CULTURAL
Ziarah 3 Januari dan Distorsi Makna Upacara Tumo’tol
Published
6 years agoon
By
philipsmarx4 Januari 2019
Oleh: Rikson Karundeng
Kini banyak orang yang datang tidak lagi memahami makna upacara tumo’tol, makna ziarah ke Watu Pinawetengan setiap tanggal 3 Januari.
RIBUAN WARGA menyesaki kawasan Watu Pinawetengan. Pemandangan biasa yang sering tersaji setiap tanggal 3 Januari. Sejak semalam, kawasan situs yang berada di Desa Pinabetengan Kecamatan Tompaso Minahasa itu memang sudah mulai ramai.
Ingatan warga sekitar, pemandangan itu memang sudah cukup lama berlangsung. Awal tahun, ribuan warga dari berbagai penjuru tanah Minahasa, termasuk orang Minahasa diaspora, akan mengunjungi situs sejarah budaya yang diyakini tou atau orang Minahasa, memiliki makna yang dalam bagi eksistensi tou dan tanah adat Minahasa.

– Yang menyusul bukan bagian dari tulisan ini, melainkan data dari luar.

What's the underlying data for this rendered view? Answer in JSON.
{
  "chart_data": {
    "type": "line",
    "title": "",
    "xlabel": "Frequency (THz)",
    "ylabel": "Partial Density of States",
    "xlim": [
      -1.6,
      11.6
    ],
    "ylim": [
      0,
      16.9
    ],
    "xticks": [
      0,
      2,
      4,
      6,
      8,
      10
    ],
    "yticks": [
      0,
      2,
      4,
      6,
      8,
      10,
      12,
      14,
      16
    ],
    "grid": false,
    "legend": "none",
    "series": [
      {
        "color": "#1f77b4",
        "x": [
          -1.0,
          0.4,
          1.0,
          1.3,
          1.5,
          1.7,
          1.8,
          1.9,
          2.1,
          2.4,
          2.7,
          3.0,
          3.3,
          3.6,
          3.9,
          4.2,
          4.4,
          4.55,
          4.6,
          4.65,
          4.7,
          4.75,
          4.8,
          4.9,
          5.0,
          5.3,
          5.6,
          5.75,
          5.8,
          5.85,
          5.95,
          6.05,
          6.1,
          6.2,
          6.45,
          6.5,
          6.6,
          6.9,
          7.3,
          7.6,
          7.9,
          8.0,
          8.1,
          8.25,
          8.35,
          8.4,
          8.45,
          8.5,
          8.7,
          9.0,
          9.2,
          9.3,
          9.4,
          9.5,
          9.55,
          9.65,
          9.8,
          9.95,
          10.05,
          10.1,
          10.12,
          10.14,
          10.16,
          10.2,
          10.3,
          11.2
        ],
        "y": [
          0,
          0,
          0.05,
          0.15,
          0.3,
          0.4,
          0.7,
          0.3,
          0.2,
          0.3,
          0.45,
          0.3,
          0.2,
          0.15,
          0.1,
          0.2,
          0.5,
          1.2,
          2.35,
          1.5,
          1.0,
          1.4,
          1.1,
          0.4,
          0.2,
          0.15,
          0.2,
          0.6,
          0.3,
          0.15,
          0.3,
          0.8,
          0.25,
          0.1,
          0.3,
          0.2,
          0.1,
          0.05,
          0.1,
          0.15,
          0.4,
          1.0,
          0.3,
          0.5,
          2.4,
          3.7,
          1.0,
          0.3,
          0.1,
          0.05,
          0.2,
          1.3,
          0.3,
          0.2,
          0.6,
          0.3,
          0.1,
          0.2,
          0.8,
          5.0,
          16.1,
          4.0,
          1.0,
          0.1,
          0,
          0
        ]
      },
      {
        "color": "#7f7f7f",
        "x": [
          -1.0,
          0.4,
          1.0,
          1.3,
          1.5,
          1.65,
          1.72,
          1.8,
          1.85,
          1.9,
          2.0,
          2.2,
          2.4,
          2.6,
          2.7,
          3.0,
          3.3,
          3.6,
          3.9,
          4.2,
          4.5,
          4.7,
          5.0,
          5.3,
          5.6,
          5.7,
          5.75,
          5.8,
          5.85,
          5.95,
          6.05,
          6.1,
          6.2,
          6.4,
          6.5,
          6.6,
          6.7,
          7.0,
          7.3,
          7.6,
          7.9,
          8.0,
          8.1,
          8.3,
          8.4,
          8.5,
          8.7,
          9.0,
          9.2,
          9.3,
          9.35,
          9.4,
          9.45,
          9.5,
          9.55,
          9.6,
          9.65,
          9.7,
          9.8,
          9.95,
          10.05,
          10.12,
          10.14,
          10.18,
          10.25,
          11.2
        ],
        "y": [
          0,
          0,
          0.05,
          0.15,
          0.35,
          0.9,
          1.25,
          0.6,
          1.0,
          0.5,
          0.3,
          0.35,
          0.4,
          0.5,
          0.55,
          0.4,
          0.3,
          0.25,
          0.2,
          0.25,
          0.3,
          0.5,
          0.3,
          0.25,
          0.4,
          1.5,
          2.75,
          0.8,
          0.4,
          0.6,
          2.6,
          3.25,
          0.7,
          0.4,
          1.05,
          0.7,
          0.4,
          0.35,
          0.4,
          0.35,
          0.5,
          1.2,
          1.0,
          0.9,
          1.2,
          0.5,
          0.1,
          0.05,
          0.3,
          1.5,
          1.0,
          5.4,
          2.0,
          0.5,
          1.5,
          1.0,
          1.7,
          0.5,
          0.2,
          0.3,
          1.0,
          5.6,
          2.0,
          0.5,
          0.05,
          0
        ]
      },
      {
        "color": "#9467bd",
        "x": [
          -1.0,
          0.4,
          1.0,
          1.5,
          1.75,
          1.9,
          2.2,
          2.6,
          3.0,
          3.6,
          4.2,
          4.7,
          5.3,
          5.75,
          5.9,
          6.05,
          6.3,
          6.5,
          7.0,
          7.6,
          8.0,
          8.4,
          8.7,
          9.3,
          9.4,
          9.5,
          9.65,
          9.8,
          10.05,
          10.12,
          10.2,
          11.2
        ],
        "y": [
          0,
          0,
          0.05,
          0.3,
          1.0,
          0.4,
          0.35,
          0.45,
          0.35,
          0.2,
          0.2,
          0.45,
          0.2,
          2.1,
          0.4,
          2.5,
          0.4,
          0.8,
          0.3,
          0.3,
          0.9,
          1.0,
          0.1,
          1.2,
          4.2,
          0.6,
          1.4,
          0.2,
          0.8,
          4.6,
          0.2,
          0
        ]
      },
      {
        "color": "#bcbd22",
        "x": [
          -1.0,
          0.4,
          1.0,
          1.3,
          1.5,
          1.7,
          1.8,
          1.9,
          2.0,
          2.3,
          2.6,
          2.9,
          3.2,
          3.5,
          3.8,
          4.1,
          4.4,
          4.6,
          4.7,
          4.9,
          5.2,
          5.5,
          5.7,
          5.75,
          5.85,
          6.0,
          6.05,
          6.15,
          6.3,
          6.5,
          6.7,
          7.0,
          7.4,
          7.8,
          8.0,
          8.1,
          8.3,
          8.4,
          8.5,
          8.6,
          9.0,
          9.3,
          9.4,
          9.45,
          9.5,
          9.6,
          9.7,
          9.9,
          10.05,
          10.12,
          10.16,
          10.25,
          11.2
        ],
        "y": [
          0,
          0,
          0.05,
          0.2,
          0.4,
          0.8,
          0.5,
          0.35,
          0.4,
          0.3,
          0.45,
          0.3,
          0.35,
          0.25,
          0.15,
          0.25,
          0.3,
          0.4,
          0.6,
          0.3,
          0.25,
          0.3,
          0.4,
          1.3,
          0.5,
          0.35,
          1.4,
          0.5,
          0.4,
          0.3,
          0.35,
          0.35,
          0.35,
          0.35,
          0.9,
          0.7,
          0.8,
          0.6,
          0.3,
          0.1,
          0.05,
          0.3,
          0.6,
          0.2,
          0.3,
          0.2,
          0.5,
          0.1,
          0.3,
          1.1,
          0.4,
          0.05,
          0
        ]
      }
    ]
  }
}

Beberapa tahun belakangan, setiap 3 Januari, Watu Pinawetengan kian sesak. Semakin banyak orang yang antusias datang ke tempat itu. Baik untuk ziarah, menggelar upacara adat, maupun sekedar menikmati keramaian di tempat itu.
“Sejak saya kecil, tradisi ini memang sudah ada. Biasanya, orang-orang Kawangkoan, Tompaso, Langowan dan dari berbagai penjuru Minahasa lainnya, mendatangi Watu Pinawetengan setiap 3 Januari. Ada Tonaas dan komunitasnya yang ‘ba ator’ di watu tapi ada juga yang melaksanakan berbagai bentuk hiburan di sekitar watu. Tradisi ini memang mengandung makna ziarah,” terang Denni Pinontoan, yang mengaku lahir pada tahun 1976.
Biasanya, selain Watu Pinawetengan, ada juga situs-situs di sekitar yang dikunjungi masyarakat.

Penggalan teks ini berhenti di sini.